I think I heard, in the opening , the opening of To Kill a Mockingbird' No?
What does the round arrows in the beginning mean?
It's a slight accelerando or ritardando.
Which is which? When I look at it, it's not immediately obvious.
This seems to be a case of a composer needlessly inventing a new notation for something that already has a standard notation - that is, in this case, the instructions "accel." and "ritard.".
@@michaeledwards1172 obviously the forward pointing arrows = push ahead and the backwards arrows = hold back
@@faktablad I've just seen the footnote at the bottom of the first page of score.
The meaning might seem obvious - but the arrows didn't quite suggest anything to me intuitively in that context. That is, if I were sight-reading this at the piano for the first time, I wouldn't instantly, instinctively, know what to do, but would have to think about it for a little, even if it were just a couple of seconds.
If I had written this, I would more likely have used a series of "poco accel." and "poco rall.", or if that became too cluttered and awkward, I might have used Cage-ian spatial notation, where the horizontal spacing of the notes suggests faster or slow (together with an explanatory footnote). (Using it only for those cadenza, not the whole score.)
The first bass note is not found on most pianos - like maybe 99 out of 100 pianos, if not 999 out of 1,000, or even 9,999 out of 10,000. So would it be better to play the whole chord an octave higher, or perhaps change the low Ab to A (which is the bottom note of almost all pianos)?
I do sometimes wonder what composers are thinking when they write things that almost no-one can play as written.
Better to play a flat A same octave, no one will hear the difference at such a low level
I fully agree with you.
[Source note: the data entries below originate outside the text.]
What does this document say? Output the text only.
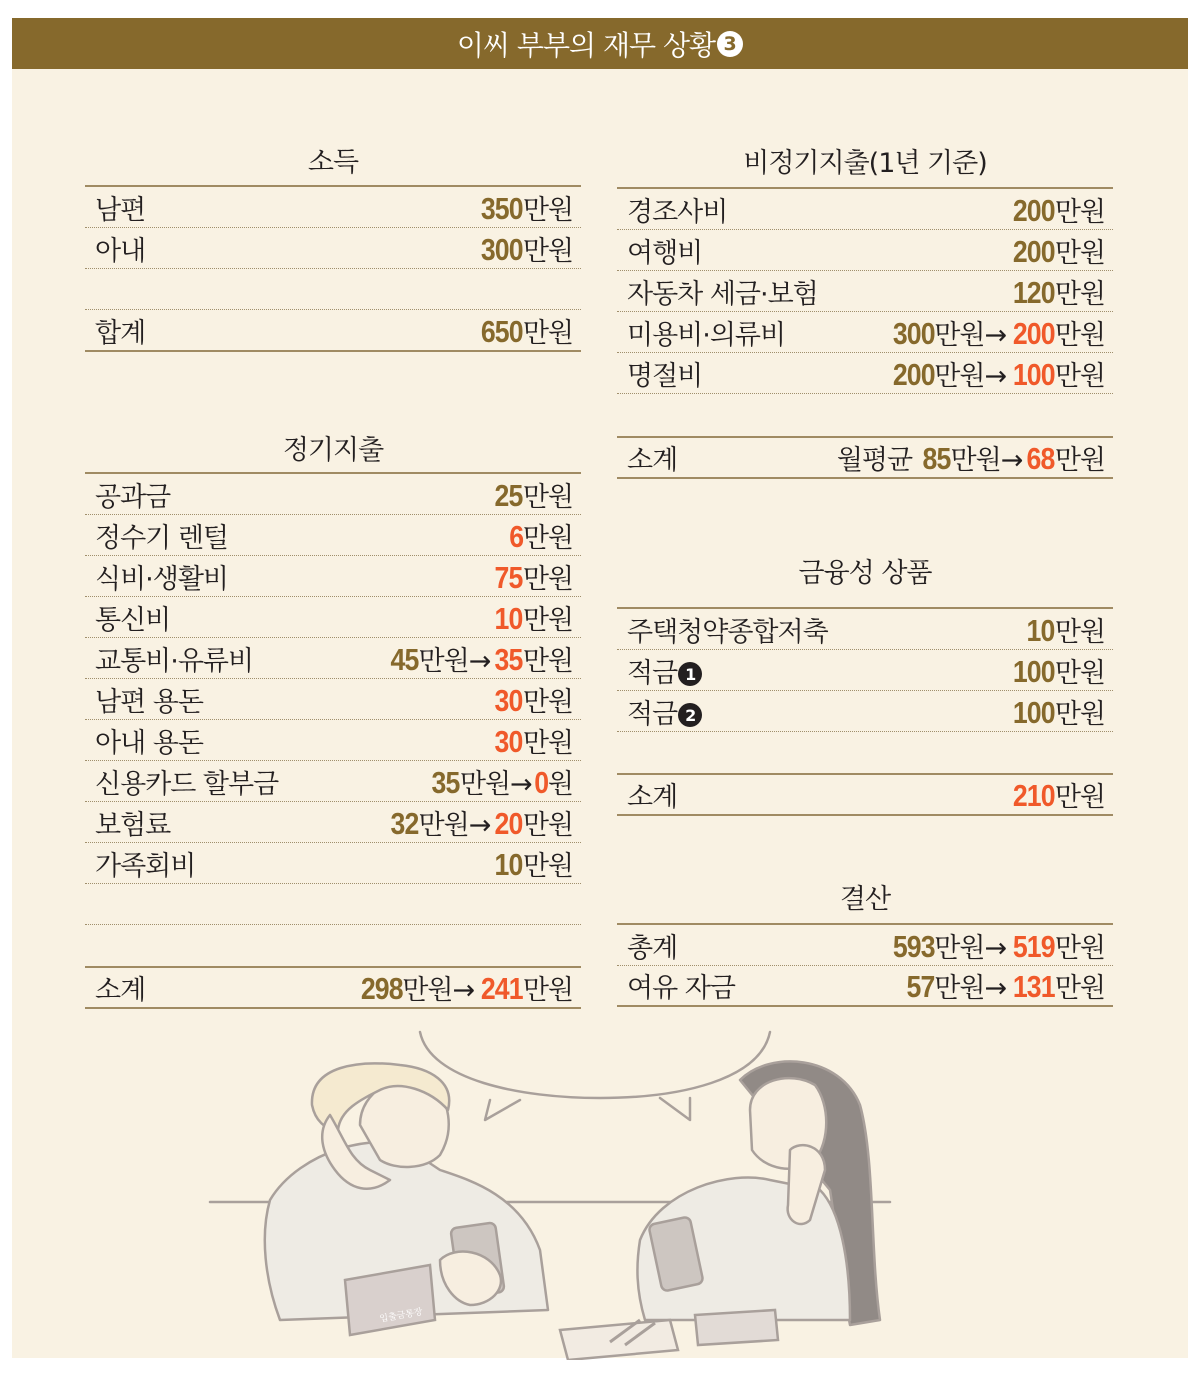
이씨 부부의 재무 상황 3
소득
남편	350 만원
아내	300 만원
합계	650 만원
정기지출
공과금	25 만원
정수기 렌털	6 만원
식비·생활비	75 만원
통신비	10 만원
교통비·유류비	45 만원→ 35 만원
남편 용돈	30 만원
아내 용돈	30 만원
신용카드 할부금	35 만원→ 0 원
보험료	32 만원→ 20 만원
가족회비	10 만원
소계	298 만원→ 241 만원
비정기지출(1년 기준)
경조사비	200 만원
여행비	200 만원
자동차 세금·보험	120 만원
미용비·의류비	300 만원→ 200 만원
명절비	200 만원→ 100 만원
소계	월평균 85 만원→ 68 만원
금융성 상품
주택청약종합저축	10 만원
적금 1	100 만원
적금 2	100 만원
소계	210 만원
결산
총계	593 만원→ 519 만원
여유 자금	57 만원→ 131 만원
입출금통장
For instance, in Messiaen's "Vingt regards" (1944) tou can find the low xluster A - Bb- B with pedal. Indeed, the composer was awaaiting a low percussive sound. Nobody can alayze this cluster a such a low level with pedal.
Yes, at that register it would be more of a textural element than a discernible sound...
@@arielorthmann4061 I wonder if it is possible the low notes are intended to bring out overtones and sympathetic vibrations in the right hand. In that case, keeping the exact note might matter, and if the low A-flat is unavailable, maybe it would be better to shift it up an octave rather than changing it to the neighbouring A-natural.
In another example of dealing with the problems around desired but unavailable low notes, I am a little surprised that Ravel, in "Jeux d'Eau", accepted (and wrote in the score) the low A in a passage that obviously really calls for the unavailable low G-sharp. I think, in this situation, that you can distinguish the pitch, and, while I try to accept the low, out-of-tune A, because Ravel clearly accepted it, I nonetheless feel that it doesn't sound right. An alternative would be to make do with the lowest G-sharp, even though It's an octave higher than the desired lower G-sharp.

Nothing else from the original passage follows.